Let me begin with a few comments about our financial performance. As expected we experienced a significant improvement in our results, driven primarily by a remarkably tight pulp market. We completed a major maintenance shut in the quarter and after removing the impact of this shut Q1, 2010 was also strong one from our productivity perspective.
In addition to steady price improvements in the quarter, the Euro has been under a great deal of pressure giving us an additional boost. As you all have seen in the press release, we reported a net loss of EUR7.5 million for the quarter or EUR0.21 per share compared to a net loss of EUR39 million or EUR1.08 per share in the same quarter of 2009. The loss arises due to the mark-to-market valuations of our fixed interest rate swap and the US dollar-denominated debt, were not for these non-cash items EPS would have been a positive EUR0.12.

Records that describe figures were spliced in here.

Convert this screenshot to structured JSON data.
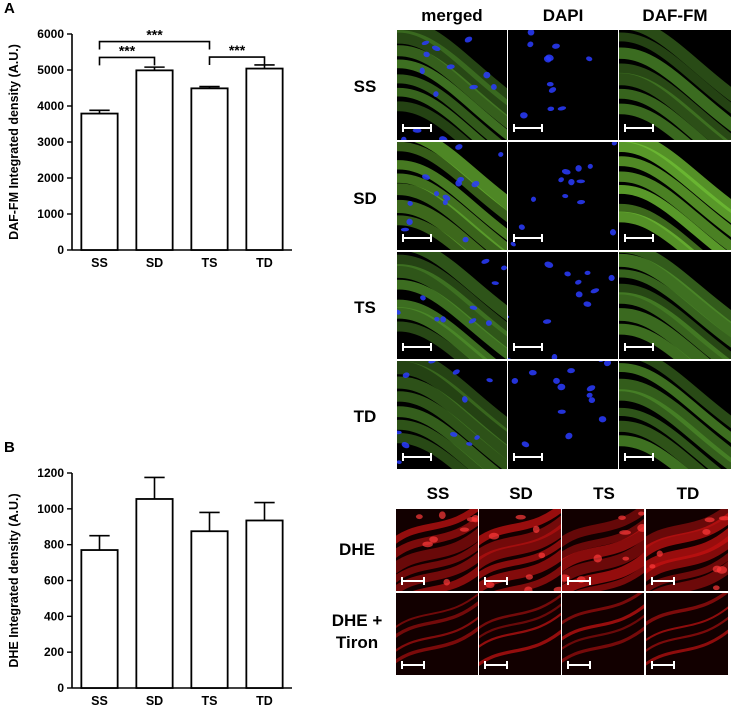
{
  "panel_a": {
    "letter": "A",
    "chart_data": {
      "type": "bar",
      "categories": [
        "SS",
        "SD",
        "TS",
        "TD"
      ],
      "values": [
        3790,
        4990,
        4490,
        5040
      ],
      "errors": [
        90,
        90,
        50,
        100
      ],
      "ylabel": "DAF-FM Integrated density (A.U.)",
      "ylim": [
        0,
        6000
      ],
      "yticks": [
        0,
        1000,
        2000,
        3000,
        4000,
        5000,
        6000
      ],
      "significance": [
        {
          "from": "SS",
          "to": "TS",
          "label": "***",
          "value": 5790
        },
        {
          "from": "SS",
          "to": "SD",
          "label": "***",
          "value": 5350
        },
        {
          "from": "TS",
          "to": "TD",
          "label": "***",
          "value": 5360
        }
      ]
    },
    "images": {
      "columns": [
        "merged",
        "DAPI",
        "DAF-FM"
      ],
      "rows": [
        "SS",
        "SD",
        "TS",
        "TD"
      ]
    }
  },
  "panel_b": {
    "letter": "B",
    "chart_data": {
      "type": "bar",
      "categories": [
        "SS",
        "SD",
        "TS",
        "TD"
      ],
      "values": [
        770,
        1055,
        875,
        935
      ],
      "errors": [
        80,
        120,
        105,
        100
      ],
      "ylabel": "DHE Integrated density (A.U.)",
      "ylim": [
        0,
        1200
      ],
      "yticks": [
        0,
        200,
        400,
        600,
        800,
        1000,
        1200
      ]
    },
    "images": {
      "columns": [
        "SS",
        "SD",
        "TS",
        "TD"
      ],
      "row1": "DHE",
      "row2_line1": "DHE +",
      "row2_line2": "Tiron"
    }
  },
  "colors": {
    "daf_green": "#5fae2c",
    "dapi_blue": "#1a2bd8",
    "dhe_red": "#c81212"
  }
}
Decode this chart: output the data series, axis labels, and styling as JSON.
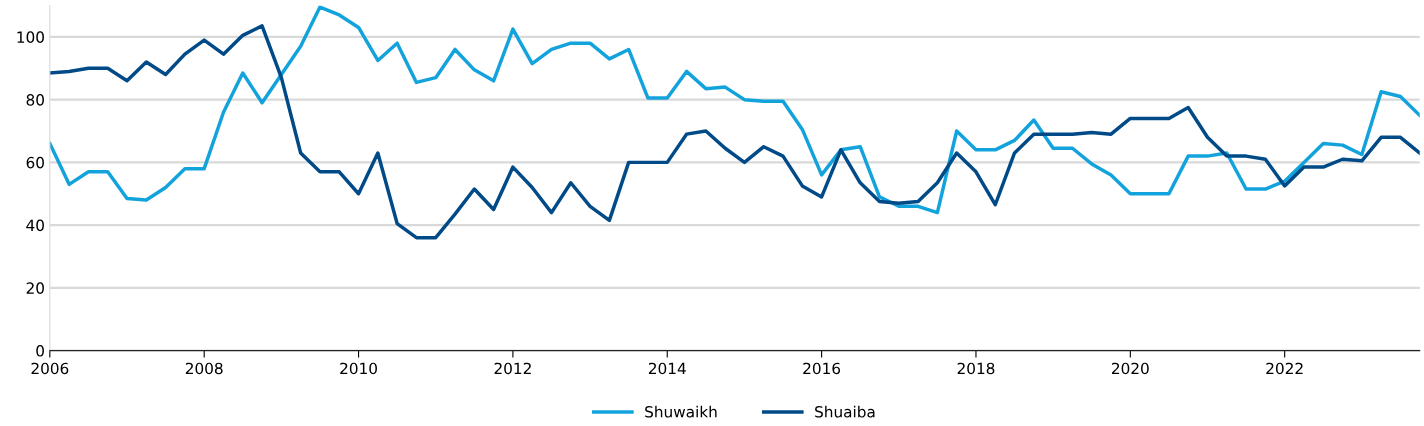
{
  "chart_data": {
    "type": "line",
    "x": [
      2006,
      2006.25,
      2006.5,
      2006.75,
      2007,
      2007.25,
      2007.5,
      2007.75,
      2008,
      2008.25,
      2008.5,
      2008.75,
      2009,
      2009.25,
      2009.5,
      2009.75,
      2010,
      2010.25,
      2010.5,
      2010.75,
      2011,
      2011.25,
      2011.5,
      2011.75,
      2012,
      2012.25,
      2012.5,
      2012.75,
      2013,
      2013.25,
      2013.5,
      2013.75,
      2014,
      2014.25,
      2014.5,
      2014.75,
      2015,
      2015.25,
      2015.5,
      2015.75,
      2016,
      2016.25,
      2016.5,
      2016.75,
      2017,
      2017.25,
      2017.5,
      2017.75,
      2018,
      2018.25,
      2018.5,
      2018.75,
      2019,
      2019.25,
      2019.5,
      2019.75,
      2020,
      2020.25,
      2020.5,
      2020.75,
      2021,
      2021.25,
      2021.5,
      2021.75,
      2022,
      2022.25,
      2022.5,
      2022.75,
      2023,
      2023.25,
      2023.5,
      2023.75
    ],
    "series": [
      {
        "name": "Shuwaikh",
        "color": "#13a3dc",
        "values": [
          66,
          53,
          57,
          57,
          48.5,
          48,
          52,
          58,
          58,
          76,
          88.5,
          79,
          88,
          97,
          109.5,
          107,
          103,
          92.5,
          98,
          85.5,
          87,
          96,
          89.5,
          86,
          102.5,
          91.5,
          96,
          98,
          98,
          93,
          96,
          80.5,
          80.5,
          89,
          83.5,
          84,
          80,
          79.5,
          79.5,
          70.5,
          56,
          64,
          65,
          49,
          46,
          46,
          44,
          70,
          64,
          64,
          67,
          73.5,
          64.5,
          64.5,
          59.5,
          56,
          50,
          50,
          50,
          62,
          62,
          63,
          51.5,
          51.5,
          54,
          60,
          66,
          65.5,
          62.5,
          82.5,
          81,
          75
        ]
      },
      {
        "name": "Shuaiba",
        "color": "#004b87",
        "values": [
          88.5,
          89,
          90,
          90,
          86,
          92,
          88,
          94.5,
          99,
          94.5,
          100.5,
          103.5,
          87,
          63,
          57,
          57,
          50,
          63,
          40.5,
          36,
          36,
          43.5,
          51.5,
          45,
          58.5,
          52,
          44,
          53.5,
          46,
          41.5,
          60,
          60,
          60,
          69,
          70,
          64.5,
          60,
          65,
          62,
          52.5,
          49,
          64,
          53.5,
          47.5,
          47,
          47.5,
          53.5,
          63,
          57,
          46.5,
          63,
          69,
          69,
          69,
          69.5,
          69,
          74,
          74,
          74,
          77.5,
          68,
          62,
          62,
          61,
          52.5,
          58.5,
          58.5,
          61,
          60.5,
          68,
          68,
          63
        ]
      }
    ],
    "xlim": [
      2006,
      2023.75
    ],
    "xticks": [
      2006,
      2008,
      2010,
      2012,
      2014,
      2016,
      2018,
      2020,
      2022
    ],
    "ylim": [
      0,
      110
    ],
    "yticks": [
      0,
      20,
      40,
      60,
      80,
      100
    ],
    "grid": "y",
    "legend": "bottom",
    "line_style": "solid",
    "marker": "none"
  }
}
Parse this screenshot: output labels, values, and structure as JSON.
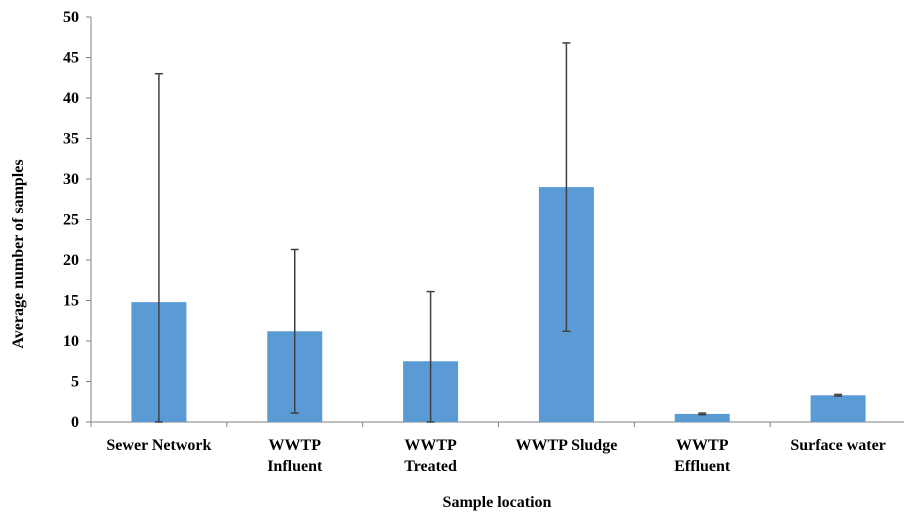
{
  "chart_data": {
    "type": "bar",
    "title": "",
    "xlabel": "Sample location",
    "ylabel": "Average number of samples",
    "ylim": [
      0,
      50
    ],
    "yticks": [
      0,
      5,
      10,
      15,
      20,
      25,
      30,
      35,
      40,
      45,
      50
    ],
    "grid": false,
    "legend": "none",
    "bar_color": "#5b9bd5",
    "error_bar_color": "#404040",
    "categories": [
      [
        "Sewer Network"
      ],
      [
        "WWTP",
        "Influent"
      ],
      [
        "WWTP",
        "Treated"
      ],
      [
        "WWTP Sludge"
      ],
      [
        "WWTP",
        "Effluent"
      ],
      [
        "Surface water"
      ]
    ],
    "values": [
      14.8,
      11.2,
      7.5,
      29.0,
      1.0,
      3.3
    ],
    "error_low": [
      0,
      1.1,
      0,
      11.2,
      0.9,
      3.2
    ],
    "error_high": [
      43.0,
      21.3,
      16.1,
      46.8,
      1.1,
      3.4
    ]
  }
}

We recorded EBITDA of EUR31.8 million in the quarter compared to EUR23.5 million in the fourth quarter of 2009 and US dollar equivalents this is about EUR44 million of EBITDA in the current quarter, compared to about $33 million in Q4. The most significant contributor to the increase in EBITDA was the improvement in pulp pricing and the weaker Euro and was partially offset by the impact of higher fiber prices in Europe.
We also completed a plant maintenance shut at Stendal during the quarter. The shut itself lasted 10 days and positions the mill well to run full for two months before its next maintenance shut. If I can switch to cash flow for a moment, overall our cash position is marginally lower that at yearend. Outflows included EUR16 million to the seasonal increases in working capital, EUR6 million of high return capital spending and EUR23 million of interest and debt payments.
These outflows were offset by EUR32 million from EBITDA and about EUR9 million of cash and flow from the Canadian government’s Green Transformation program to fund Celgar’s Green Energy Project. We have EUR29 million of un-drawn revolvers available at Rosenthal and EUR10 million at Celgar. We currently have cash of about EUR49 million which is comprises of partially EUR26 million for the restricted group and EUR23 million at Stendal.
As you know in January we completed a second exchange of almost all of the remaining 2010 convertible notes for the new notes with identical terms of those issued in the December exchange. After this second transaction we now have only $2.3 million of the old 2010 notes remaining. This latest exchange gave rise to a EUR9,000 loss which will be reversed through interest expense in 2010 and 11 as the debt is accreted down to a face value.
The refinancing of our old convertible notes was an important step in improving evaluation of all of our securities. Considering a lag effect of pulp price increases achieved throughout the first quarter and for April and May, we’re expecting improved financial performance in the quarters to come. So with that quick overview of the financials let me turn the call over to Jimmy to talk about our operational market and strategic developments.
Thanks David. Good morning everyone. As David mentioned, after pretty difficult year 2009, 2010 has started well for us. We were generally pleased with the progress in the quarter particularly in light of tightening fiber markets and our scheduled maintenance shut at Stendal and I remain satisfied with the rate of construction at our Celgar Green Energy Project.